Whether it is right to dismiss the whole concept of televised daily briefings as a harebrained idea or a Johnson vanity project, however, is another matter. Why should the government not communicate its policies and its views on the issues of the day direct to the people, unmediated by the journalistic high priests of the lobby? Why should it not be subjected to a daily quizzing?

Social media has given everyone who participates a voice; should ministers not have a platform that goes beyond the grilling they face on the BBC Today programme or the quick-fire shorthand of Twitter?

You may decry Donald Trump and all his works, but he was a highly effective communicator for the modern age, whose use of social media in particular has been emulated to some extent by many national leaders, and for good reason. There are new methods and new, less official and less coded, forms of communication out there, which any aspiring politician would be wise to master.

There can be objections, especially in the UK context. Here, as in most developed countries, Parliament is the democratic forum, MPs are elected to represent their constituents, and parliamentary proceedings and committees hearings are televised. But who has the time, other than the professionals, to keep an eye, or an ear, out for it all day every day?

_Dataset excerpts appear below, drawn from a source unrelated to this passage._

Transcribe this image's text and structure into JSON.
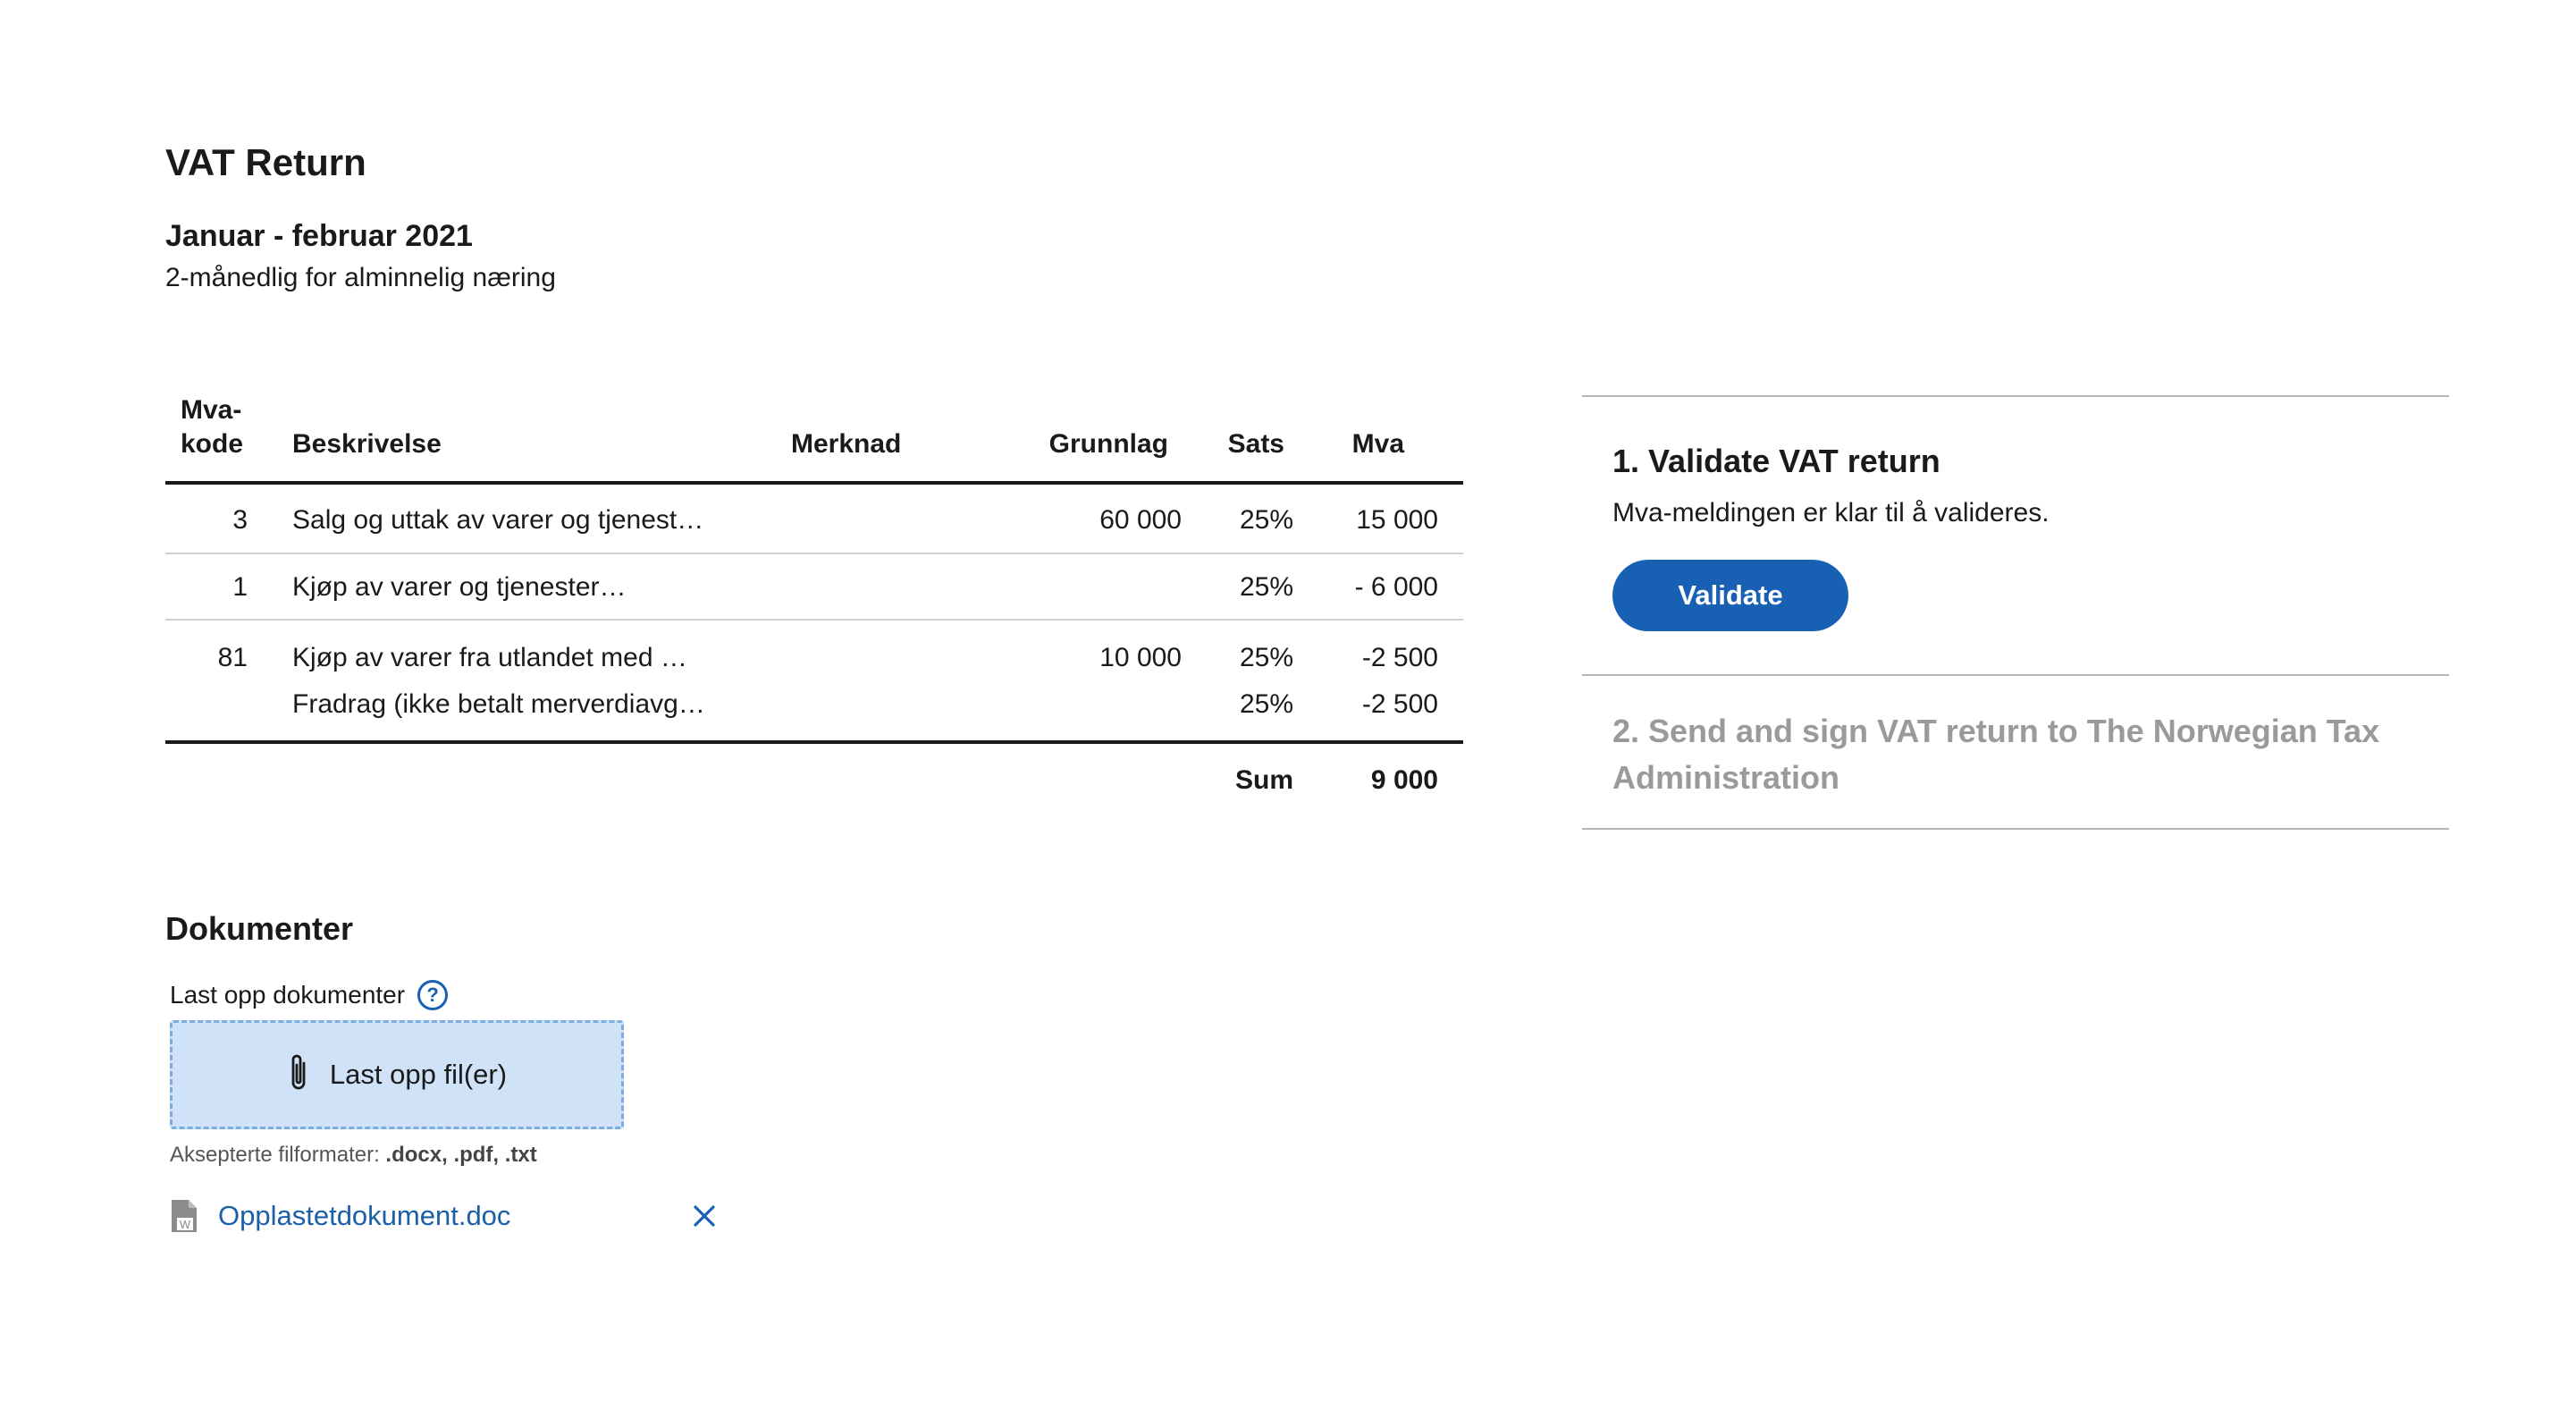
{
  "header": {
    "title": "VAT Return",
    "period": "Januar - februar 2021",
    "period_type": "2-månedlig for alminnelig næring"
  },
  "table": {
    "columns": {
      "kode_line1": "Mva-",
      "kode_line2": "kode",
      "beskrivelse": "Beskrivelse",
      "merknad": "Merknad",
      "grunnlag": "Grunnlag",
      "sats": "Sats",
      "mva": "Mva"
    },
    "rows": [
      {
        "kode": "3",
        "beskrivelse": "Salg og uttak av varer og tjenest…",
        "merknad": "",
        "grunnlag": "60 000",
        "sats": "25%",
        "mva": "15 000"
      },
      {
        "kode": "1",
        "beskrivelse": "Kjøp av varer og tjenester…",
        "merknad": "",
        "grunnlag": "",
        "sats": "25%",
        "mva": "- 6 000"
      },
      {
        "kode": "81",
        "beskrivelse": "Kjøp av varer fra utlandet med …",
        "merknad": "",
        "grunnlag": "10 000",
        "sats": "25%",
        "mva": "-2 500",
        "sub_beskrivelse": "Fradrag (ikke betalt merverdiavg…",
        "sub_sats": "25%",
        "sub_mva": "-2 500"
      }
    ],
    "sum_label": "Sum",
    "sum_value": "9 000"
  },
  "steps": [
    {
      "title": "1. Validate VAT return",
      "description": "Mva-meldingen er klar til å valideres.",
      "button_label": "Validate",
      "active": true
    },
    {
      "title": "2. Send and sign VAT return to The Norwegian Tax Administration",
      "active": false
    }
  ],
  "documents": {
    "title": "Dokumenter",
    "upload_label": "Last opp dokumenter",
    "help_glyph": "?",
    "upload_button": "Last opp fil(er)",
    "accepted_prefix": "Aksepterte filformater:",
    "accepted_formats": ".docx, .pdf, .txt",
    "files": [
      {
        "name": "Opplastetdokument.doc",
        "icon_letter": "W"
      }
    ]
  },
  "colors": {
    "primary": "#1760b3",
    "link": "#1a5fa8",
    "dropzone_bg": "#cfe2f8",
    "dropzone_border": "#7aaee3",
    "disabled_text": "#9a9a9a"
  },
  "icons": {
    "help": "question-circle-icon",
    "upload": "paperclip-icon",
    "file": "word-document-icon",
    "remove": "close-icon"
  }
}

Could such briefings upset current power relationships? They might. But the advantage a government would gain over the Opposition, by having an additional public platform, would last only as long as the government avoided gaffes, and it could become a liability. A third objection might come from constitutional purists, who might see daily government briefings as a step closer to a US-style separation of powers. But it would not be the first step – that was the creation of the Supreme Court – and the UK is unusual in having ministers doubling as MPs. Our political system is already a bit betwixt and between.

What cannot be contested is the appetite of the public to hear from the people who are governing them. The early months of the pandemic may have been a unique time, but those daily coronavirus briefings proved hugely popular – far beyond No 10‘s imaginings – and daily TV briefings would surely have an audience, too. All right, it would be smaller, and skewed towards the media, but in today’s mass-media age should the government not have to defend itself before an audience wider than MPs, and on the record?

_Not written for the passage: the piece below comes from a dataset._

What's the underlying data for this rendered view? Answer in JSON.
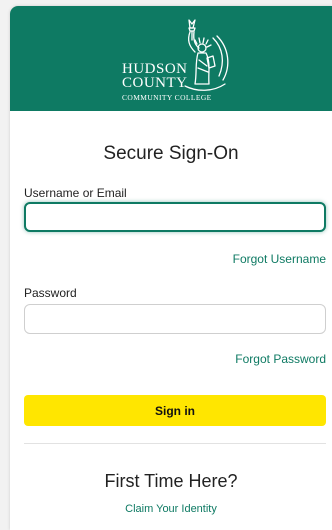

It has been suggested that it was the risk of potentially embarrassing, “left-field” questions that led Johnson to abandon his plan for the briefings. If so, that smacks of cowardice. If it was the risk of alienating the lobby, the same applies. If it was practical considerations, then that is a cop-out. Consistency of time and place can only be an improvement.

Since the Covid-19 briefings became intermittent, it has been hard for those outside Westminster to find out even when they are. This only adds to the impression of a somewhat shambolic, last-minute, approach to communications that emanates from No 10, following the flurry of unscheduled departures last year. Mixed messaging does governments no favours.

On a good day, Johnson is among the best communicators in the business. He avoids cliches and political jargon. From political adversaries in the Commons to random voters in the street, people remember what he has said. It is a strange paradox that someone so adept at getting his message across has presided over a communications operation that has so often seemed such a mess. The “White House-style briefings” could have helped remedy that. I, for one, will be hoping for another U-turn.